Despite heavy casualties, the Spaniards were able to hold their ground against a Russian force seven times larger and supported by tanks. The assault was contained and the siege of Leningrad was maintained for a further year. The division remained on the Leningrad front where it continued to suffer heavy casualties due to weather and to enemy action. When Franco dispatched more reinforcements, this time it included conscripts as well as volunteers.
Through rotation, as many as 45,482 Spanish soldiers served on the Eastern Front. They were awarded both Spanish and German military awards and were the only division to be awarded a medal of their own, commissioned by Hitler.
Pensions
This agreement and the pension costs to the German economy associated with it were highlighted in a written reply to a parliamentary question raised by left-wing MP Mr Andrej Hunko. The reply stated that on an annual basis the German government support for the old Blue Division still covers 41 veterans who were wounded, eight widows of former fighters, and one orphan, at a total cost of €107,352.
Mr.

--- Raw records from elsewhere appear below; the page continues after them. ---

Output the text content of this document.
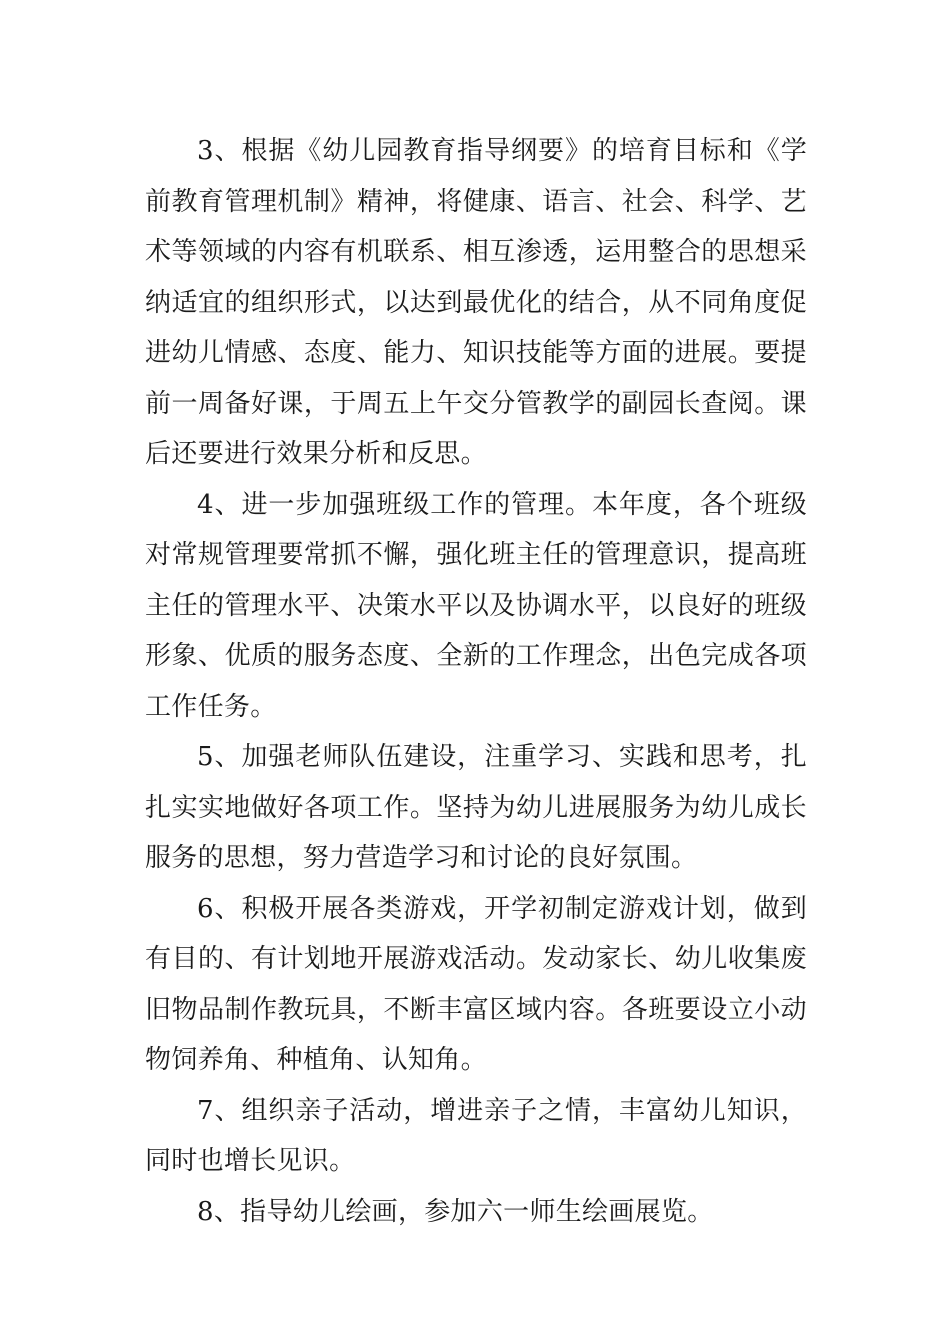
3、根据《幼儿园教育指导纲要》的培育目标和《学前教育管理机制》精神，将健康、语言、社会、科学、艺术等领域的内容有机联系、相互渗透，运用整合的思想采纳适宜的组织形式，以达到最优化的结合，从不同角度促进幼儿情感、态度、能力、知识技能等方面的进展。要提前一周备好课，于周五上午交分管教学的副园长查阅。课后还要进行效果分析和反思。

4、进一步加强班级工作的管理。本年度，各个班级对常规管理要常抓不懈，强化班主任的管理意识，提高班主任的管理水平、决策水平以及协调水平，以良好的班级形象、优质的服务态度、全新的工作理念，出色完成各项工作任务。

5、加强老师队伍建设，注重学习、实践和思考，扎扎实实地做好各项工作。坚持为幼儿进展服务为幼儿成长服务的思想，努力营造学习和讨论的良好氛围。

6、积极开展各类游戏，开学初制定游戏计划，做到有目的、有计划地开展游戏活动。发动家长、幼儿收集废旧物品制作教玩具，不断丰富区域内容。各班要设立小动物饲养角、种植角、认知角。

7、组织亲子活动，增进亲子之情，丰富幼儿知识，同时也增长见识。

8、指导幼儿绘画，参加六一师生绘画展览。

Hunko, a member of The Left (Die Linke) party, was incensed, saying it was “a scandal that 70 years after the war, Germany is still paying more than €100,000 a year to Nazi collaborators. At that time, those people volunteered to join the German fascists to fight on their side in the war of extermination in Eastern Europe”.
He then went on to say that “For me it is incomprehensible that the German government should stick to those payments when so many victims of the war are still waiting today for their rightful compensation”.